Mr. Pauli talks of his many projects as if they were interesting anecdotes he just happened to have heard of. It is only once you get past the casual tone that you can grasp the gargantuan extent of his work: Gunter Pauli founded and chaired over 10 companies, including Belgium’s first sustainable factory; his was also the “Zero Emissions Research and Initiatives” (ZERI) at the United Nations University in Tokyo, and the Global ZERI Network, a foundation that seeks to redesign production and consumption systems into clusters of industries inspired by natural systems. He is also the founder of the Blue Economy, an open source community to share innovative ideas.

“I only talk about the things I’ve achieved, never about what I plan to do,” he says. Perhaps the very embodiment of the doer, with a transatlantic spirit of optimism that believes anything is possible, but without the damning thirst for money. “I don’t like the American money, money, money, approach,” he tells us. “I’m very much interested in the new generation of entrepreneurs that is emerging, the so-called entrepreneurs for the common good,” he says.

Mangroves, shrimp and tsunamis

Mr. Pauli is keen to tell us about a project he’s carrying out in Indonesia. This one is all about mangroves. “We’re massively regenerating mangroves. We’ve put metal nets around them so that baby shrimp can come in, but as they grow bigger they can’t go out anymore so that we naturally have a shrimp farm,” he tells us. “The mangrove roots grow stronger with time and within ten years they are tsunami resistant,” he explains.

However revolutionary Mr. Pauli’s projects may be, Europe has never been particularly eager to adopt them.  “Asia had a massive population explosion, resulting in massive cities, large-scale pollution … quality of life is not good,” he answers when we ask him why his work is better accepted abroad. “People who grow up in these conditions are not primarily thinking about getting rich as an American entrepreneur would – they’re thinking about how they can help their community”.

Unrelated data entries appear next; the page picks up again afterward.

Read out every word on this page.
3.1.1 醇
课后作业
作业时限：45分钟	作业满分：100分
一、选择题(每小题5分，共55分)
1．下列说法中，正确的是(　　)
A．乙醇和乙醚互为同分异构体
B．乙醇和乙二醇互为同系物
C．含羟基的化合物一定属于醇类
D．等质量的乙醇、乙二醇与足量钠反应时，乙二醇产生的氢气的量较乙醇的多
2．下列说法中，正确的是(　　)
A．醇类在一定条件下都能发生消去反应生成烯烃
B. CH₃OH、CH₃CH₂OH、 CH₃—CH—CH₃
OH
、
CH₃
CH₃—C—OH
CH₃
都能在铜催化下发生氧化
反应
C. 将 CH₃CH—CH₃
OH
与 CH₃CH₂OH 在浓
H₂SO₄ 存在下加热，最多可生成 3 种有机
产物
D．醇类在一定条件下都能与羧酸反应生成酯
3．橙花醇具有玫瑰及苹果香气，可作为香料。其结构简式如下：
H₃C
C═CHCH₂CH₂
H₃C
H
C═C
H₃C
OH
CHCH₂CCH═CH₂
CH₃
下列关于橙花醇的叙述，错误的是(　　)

 “In Europe, there are too many regulations, too many lobbies who do not want to give the space to new technologies. Take li-fi internet for instance – it was invented in France, but it is coming out in China.” And our loss is great. “Europe has so many great inventions, but it somehow forgot to turn them into a business model. We have created a bubble of confidence. We haven’t gone far enough. We have been happy with very little.”

Digital learning: “The situation is disastrous. It’s stunting our brain”

When we mention Coronavirus, one topic seems particularly dear to him: Screen time. “We have forced children to look at a screen. A screen is in 2D but our world is in 3D. Learning in 2D, it impacts our cognitive capacity. The situation is cognitively disastrous. It’s stunting our brain,” he explains. But the pandemic is just the tip of the problem: “We know that computer screens are too blue and that the blueness shuts down your brain. You’re 24 times less neuron-connected with your environment. And yet we do nothing about it,” he says.

From ocean protection to ocean regeneration

The Fairmont Hotel in Monte-Carlo, where the conference took place, has an almost 180-degree view of the sea, and quickly we get talking about Monaco and Ocean protection.  “Monaco is a miniature state,” says Mr. Pauli. And as a miniature state, it should be a leader. I would like to imagine a micro-plastic free Monaco. We would have to design a sea-weed curtain, which would of course still allow ships to go through,” he says.

“We need to create micro-plastic free-zones thanks to seaweed curtains that will absorb microplastics – because we can’t clean the oceans in a hundred years with all the rubbish we’ve put in them,” he adds. And while the environmental toll of the last few years is disheartening, Mr. Pauli never seems to lose hope. It’s all a question of mindset, he says. “We need to switch from protection to regeneration. We’re losing the game,” he says. “It should not be about ocean protection, it should be about ocean regeneration,” he insists.